Lind’s many accomplishments include pioneering a novel theory of warfare that, he suggests, may have inspired al-Qaeda’s grand global strategy ; promoting a conspiracy theory concerning something called “cultural Marxism” — now globally embraced by racist, neo-Nazi, and nationalist right movements — which helped provoke one of Europe’s worst terrorist attacks in decades ; and publishing a 2014 novel that envisions white Christian militias carrying out the ethnic cleansing of North America and restoring slavery.
In the website photo, Trump is smiling, and, according to Bill Lind, he holds Lind’s 2009 book The Next Conservatism, co-written with his friend and close working colleague the late Paul Weyrich – who is generally credited as one of the top three co-architects of the contemporary American religious right.
The Next Conservatism, reported to have been circulated within the Trump for President team, not only anticipated most of the positions Donald Trump campaigned on – it maps out a bold new path for conservatism that bears uncanny resemblance to Trump’s 2016 election campaign platform.
Although the “cultural Marxism” conspiracy theory originated in the early 1990s at a think tank associated with the fringe LaRouche movement, it only gained real traction after being promoted by the late Paul Weyrich (in his "Open Letter To Conservatives" ) & by William S. Lind, who worked closely with Paul Weyrich at Weyrich’s Free Congress Foundation.
In the late 1990s, Lind & Weyrich co-produced a 22-minute video documentary purporting to trace the origins of the "Cultural Marxism" conspiracy to the Frankfurt School. The Lind/Weyrich video was then re-packaged and distributed by the virulently racist Council of Conservative Citizens whose website has been widely credited with inspiring Dylann Roof, who in 2015 murdered 9 members of a bible study group at a Charleston, SC historic African-American Church.
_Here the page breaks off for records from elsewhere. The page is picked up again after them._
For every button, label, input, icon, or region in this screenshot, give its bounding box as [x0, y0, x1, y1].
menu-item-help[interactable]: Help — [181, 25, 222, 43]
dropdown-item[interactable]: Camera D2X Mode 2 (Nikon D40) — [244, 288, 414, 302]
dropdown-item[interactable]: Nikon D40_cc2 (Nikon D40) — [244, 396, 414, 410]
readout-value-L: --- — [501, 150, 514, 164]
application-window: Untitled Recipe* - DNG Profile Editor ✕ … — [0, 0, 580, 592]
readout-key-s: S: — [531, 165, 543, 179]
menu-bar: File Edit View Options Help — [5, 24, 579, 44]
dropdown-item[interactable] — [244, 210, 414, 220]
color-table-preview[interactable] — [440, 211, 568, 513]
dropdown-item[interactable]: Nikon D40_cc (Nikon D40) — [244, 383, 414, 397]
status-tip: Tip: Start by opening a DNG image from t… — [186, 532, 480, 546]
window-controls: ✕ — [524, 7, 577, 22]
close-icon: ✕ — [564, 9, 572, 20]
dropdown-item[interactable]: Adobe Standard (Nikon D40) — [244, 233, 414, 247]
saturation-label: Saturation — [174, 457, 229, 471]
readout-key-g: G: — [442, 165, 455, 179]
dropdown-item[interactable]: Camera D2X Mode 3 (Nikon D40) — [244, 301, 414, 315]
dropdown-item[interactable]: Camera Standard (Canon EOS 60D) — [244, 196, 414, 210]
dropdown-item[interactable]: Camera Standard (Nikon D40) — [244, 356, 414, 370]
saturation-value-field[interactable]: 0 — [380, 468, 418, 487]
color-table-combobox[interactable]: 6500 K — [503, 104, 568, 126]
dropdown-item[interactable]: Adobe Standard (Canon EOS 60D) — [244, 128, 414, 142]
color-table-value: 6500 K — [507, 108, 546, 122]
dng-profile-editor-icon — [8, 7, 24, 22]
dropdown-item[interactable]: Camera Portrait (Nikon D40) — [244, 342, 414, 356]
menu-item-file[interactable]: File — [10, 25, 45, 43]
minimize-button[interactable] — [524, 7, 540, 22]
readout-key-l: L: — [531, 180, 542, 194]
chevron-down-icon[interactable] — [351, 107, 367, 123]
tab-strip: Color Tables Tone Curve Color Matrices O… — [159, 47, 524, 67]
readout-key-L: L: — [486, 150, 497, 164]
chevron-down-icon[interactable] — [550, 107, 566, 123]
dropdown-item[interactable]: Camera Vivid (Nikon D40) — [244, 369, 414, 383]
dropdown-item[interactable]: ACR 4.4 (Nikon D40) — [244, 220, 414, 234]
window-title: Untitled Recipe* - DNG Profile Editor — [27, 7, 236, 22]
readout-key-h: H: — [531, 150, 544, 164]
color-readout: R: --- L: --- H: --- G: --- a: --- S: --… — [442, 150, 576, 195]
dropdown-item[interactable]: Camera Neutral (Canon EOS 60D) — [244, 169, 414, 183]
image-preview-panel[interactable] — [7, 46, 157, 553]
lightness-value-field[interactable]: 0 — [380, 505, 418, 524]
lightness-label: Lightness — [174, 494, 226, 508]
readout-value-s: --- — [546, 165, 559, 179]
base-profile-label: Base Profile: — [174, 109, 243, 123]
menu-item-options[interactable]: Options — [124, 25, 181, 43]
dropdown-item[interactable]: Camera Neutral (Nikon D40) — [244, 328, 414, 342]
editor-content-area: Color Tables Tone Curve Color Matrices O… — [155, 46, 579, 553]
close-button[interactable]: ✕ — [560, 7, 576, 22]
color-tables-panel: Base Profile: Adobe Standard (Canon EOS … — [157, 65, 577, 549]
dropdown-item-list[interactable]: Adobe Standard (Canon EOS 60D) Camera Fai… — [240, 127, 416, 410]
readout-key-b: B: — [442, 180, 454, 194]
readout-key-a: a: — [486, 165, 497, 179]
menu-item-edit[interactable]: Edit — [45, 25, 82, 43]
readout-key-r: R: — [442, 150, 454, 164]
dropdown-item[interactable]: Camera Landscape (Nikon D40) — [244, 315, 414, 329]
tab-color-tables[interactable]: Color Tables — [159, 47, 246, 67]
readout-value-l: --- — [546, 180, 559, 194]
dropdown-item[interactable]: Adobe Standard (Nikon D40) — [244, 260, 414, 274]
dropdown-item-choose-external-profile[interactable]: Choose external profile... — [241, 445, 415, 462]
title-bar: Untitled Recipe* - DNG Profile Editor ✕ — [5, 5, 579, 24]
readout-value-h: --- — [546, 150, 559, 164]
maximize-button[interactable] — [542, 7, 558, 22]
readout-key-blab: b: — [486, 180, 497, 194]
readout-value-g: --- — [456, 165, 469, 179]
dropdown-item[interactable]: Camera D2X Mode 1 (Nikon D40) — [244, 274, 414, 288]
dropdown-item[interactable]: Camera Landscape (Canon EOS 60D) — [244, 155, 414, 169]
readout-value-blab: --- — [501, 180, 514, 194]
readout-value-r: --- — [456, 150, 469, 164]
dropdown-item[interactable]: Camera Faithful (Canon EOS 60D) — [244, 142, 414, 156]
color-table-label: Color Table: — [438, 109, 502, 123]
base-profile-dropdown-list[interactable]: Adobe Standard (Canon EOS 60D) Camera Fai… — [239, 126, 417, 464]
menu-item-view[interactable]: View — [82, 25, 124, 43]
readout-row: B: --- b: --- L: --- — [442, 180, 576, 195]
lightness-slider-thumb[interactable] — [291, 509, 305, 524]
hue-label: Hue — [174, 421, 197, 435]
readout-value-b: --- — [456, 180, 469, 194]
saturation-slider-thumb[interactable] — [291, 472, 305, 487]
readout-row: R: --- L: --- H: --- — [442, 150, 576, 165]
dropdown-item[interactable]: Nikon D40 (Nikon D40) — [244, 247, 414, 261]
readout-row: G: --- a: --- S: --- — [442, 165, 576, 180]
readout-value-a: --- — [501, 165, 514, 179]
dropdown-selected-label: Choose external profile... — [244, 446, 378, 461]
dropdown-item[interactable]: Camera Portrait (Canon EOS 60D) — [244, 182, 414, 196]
In early 2016, the Trump For President campaign granted VIP press credentials to one of the directors of the Council of Conservative Citizens (Political Cesspool radio show host James Edwards) and then contacted Edwards to arrange a “Super Tuesday” radio show interview, on Edwards’ radio show, with Donald Trump, Jr. or Eric Trump. The interview happened, with Trump, Jr. joining Edwards (as a guest host) on a closely associated radio show with ties to the militia movement.
As I covered back in July 2016, James Edwards is also one of the directors of the virulently racist American Freedom Party, which has links to the neo-Nazi and neo-Confederate movements.
As described in my story, during the 2016 campaign Edwards’ AFP ran pro-Trump robocalls and radio ads calling on voters to support Donald Trump to prevent “white genocide”. The AFP enthusiastically promotes the “cultural Marxism” conspiracy and sells a neo-Nazi novel describing a race war.